For small businesses where every dollar counts, the end of the financial year often brings a frantic search for deductions to lower tax liability. Multi-national audit, tax and consulting firm RSM senior manager Cameron Sloan has some general advice for businesses looking to make the most of deductions.
In October 2020, the federal government of the time introduced expensing and asset write-off rules to help businesses make large capital purchases to invest in their business during the height of the pandemic. The new rules introduced no limit to the purchase price for plant and equipment assets held from October 6, 2020, that could be instantly claimed as an immediate deduction. These rules are set to expire in 2023, and the current government has so far given no indication if they will be extended. "All the additional tax deductions you are able to claim by purchasing a vehicle or plant and equipment will [likely] end by 2023," Mr Sloan said. He said it's important to remember this isn't an extra deduction; it's just bringing forward deductions from future years, which could have tax implications later on.

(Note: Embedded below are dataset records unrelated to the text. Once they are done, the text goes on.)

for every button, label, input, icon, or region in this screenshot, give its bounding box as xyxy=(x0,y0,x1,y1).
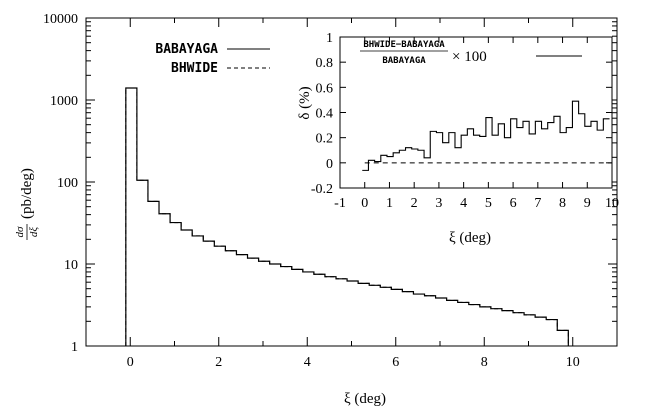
main-ytick-label: 10000 xyxy=(43,12,78,27)
inset-xtick-label: 2 xyxy=(411,196,418,211)
inset-chart: -0.2 0 0.2 0.4 0.6 0.8 1 -1 0 1 2 3 4 5 6 7 8 9 10 xyxy=(311,31,619,211)
main-legend: BABAYAGA BHWIDE xyxy=(155,42,270,76)
main-ylabel-frac-num: dσ xyxy=(14,226,26,238)
main-ytick-label: 1 xyxy=(71,340,78,355)
main-xlabel: ξ (deg) xyxy=(344,391,386,407)
inset-ytick-label: 0.8 xyxy=(316,56,334,71)
series-bhwide-line xyxy=(125,87,569,346)
inset-deviation-line xyxy=(362,100,610,171)
inset-ytick-label: 0 xyxy=(326,157,333,172)
main-xtick-label: 6 xyxy=(392,355,399,370)
inset-legend: BHWIDE−BABAYAGA BABAYAGA × 100 xyxy=(360,40,582,66)
inset-ytick-label: 0.2 xyxy=(316,132,334,147)
main-xtick-label: 0 xyxy=(127,355,134,370)
inset-legend-factor: × 100 xyxy=(452,49,487,65)
inset-xtick-label: 9 xyxy=(584,196,591,211)
inset-xtick-label: 3 xyxy=(435,196,442,211)
inset-xtick-label: 8 xyxy=(559,196,566,211)
inset-xtick-label: 7 xyxy=(534,196,541,211)
main-xtick-label: 2 xyxy=(215,355,222,370)
inset-legend-denominator: BABAYAGA xyxy=(382,56,426,66)
main-xtick-label: 10 xyxy=(566,355,580,370)
main-ylabel-unit: (pb/deg) xyxy=(19,168,35,219)
legend-label-babayaga: BABAYAGA xyxy=(155,42,218,57)
inset-xtick-label: 10 xyxy=(605,196,619,211)
main-ylabel: dσ dξ (pb/deg) xyxy=(14,168,40,240)
inset-legend-numerator: BHWIDE−BABAYAGA xyxy=(363,40,445,50)
inset-xtick-label: -1 xyxy=(334,196,346,211)
inset-xtick-label: 0 xyxy=(361,196,368,211)
main-xtick-label: 4 xyxy=(304,355,311,370)
inset-xlabel: ξ (deg) xyxy=(449,230,491,246)
inset-xtick-label: 5 xyxy=(485,196,492,211)
inset-ytick-label: -0.2 xyxy=(311,182,333,197)
main-ylabel-frac-den: dξ xyxy=(28,227,40,238)
main-ytick-label: 10 xyxy=(64,258,78,273)
inset-ylabel: δ (%) xyxy=(297,86,313,119)
inset-xtick-label: 6 xyxy=(510,196,517,211)
inset-xtick-label: 4 xyxy=(460,196,467,211)
inset-ytick-label: 0.6 xyxy=(316,81,334,96)
main-ytick-label: 1000 xyxy=(50,94,78,109)
inset-ytick-label: 0.4 xyxy=(316,107,334,122)
legend-label-bhwide: BHWIDE xyxy=(171,61,218,76)
main-xtick-label: 8 xyxy=(481,355,488,370)
inset-xtick-label: 1 xyxy=(386,196,393,211)
inset-ytick-label: 1 xyxy=(326,31,333,46)
main-ytick-label: 100 xyxy=(57,176,78,191)
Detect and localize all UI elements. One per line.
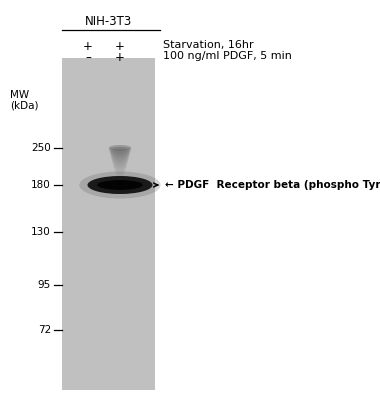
Text: 100 ng/ml PDGF, 5 min: 100 ng/ml PDGF, 5 min [163,51,292,61]
Ellipse shape [97,180,143,190]
Text: –: – [85,51,91,64]
Text: +: + [115,40,125,53]
Ellipse shape [79,172,161,198]
Ellipse shape [110,149,130,155]
Text: (kDa): (kDa) [10,101,38,111]
Text: 72: 72 [38,325,51,335]
Ellipse shape [113,160,127,166]
Ellipse shape [113,162,127,168]
Ellipse shape [116,172,124,178]
Ellipse shape [110,151,130,157]
Ellipse shape [117,176,123,182]
Text: Starvation, 16hr: Starvation, 16hr [163,40,253,50]
Text: NIH-3T3: NIH-3T3 [85,15,132,28]
Ellipse shape [115,168,125,174]
Text: 180: 180 [31,180,51,190]
Bar [62,58,155,390]
Ellipse shape [109,147,131,153]
Ellipse shape [112,157,128,163]
Ellipse shape [112,159,128,165]
Text: +: + [83,40,93,53]
Ellipse shape [114,166,126,172]
Text: MW: MW [10,90,29,100]
Ellipse shape [114,164,126,170]
Ellipse shape [109,145,131,151]
Text: +: + [115,51,125,64]
Text: 250: 250 [31,143,51,153]
Ellipse shape [111,155,129,161]
Ellipse shape [87,176,152,194]
Ellipse shape [116,174,124,180]
Text: ← PDGF  Receptor beta (phospho Tyr857): ← PDGF Receptor beta (phospho Tyr857) [165,180,380,190]
Text: 130: 130 [31,227,51,237]
Ellipse shape [111,153,129,159]
Text: 95: 95 [38,280,51,290]
Ellipse shape [115,170,125,176]
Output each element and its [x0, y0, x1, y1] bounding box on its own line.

...additional tax deductions you are able to claim by purchasing a vehicle or plant and equipment will [likely] end by 2023.- Cameron Sloan, senior manager, RSM
Only available to businesses operating as a company, the loss carry back tax offset provides greater flexibility for taking advantage of a tax loss. You may be familiar with the concept of companies carrying a loss forward, meaning tax losses from the current financial year can be applied to future financial years. However, the carry back tax offset allows companies to apply losses from either the 2021, 2022 and 2023 financial years to previous years. "If you paid tax in 2021, and in 2022 you buy lots of equipment and claim deductions with the current depreciation rules, so much so that you've unconsciously created a tax loss, you can go back to previous tax returns you've paid tax on and claim some of that tax back. So instead of carrying it forward, you can take advantage of some of the losses now," Mr Sloan said. This advice is general in nature, and you should speak with a qualified tax accountant or adviser for specific advice relating to your business.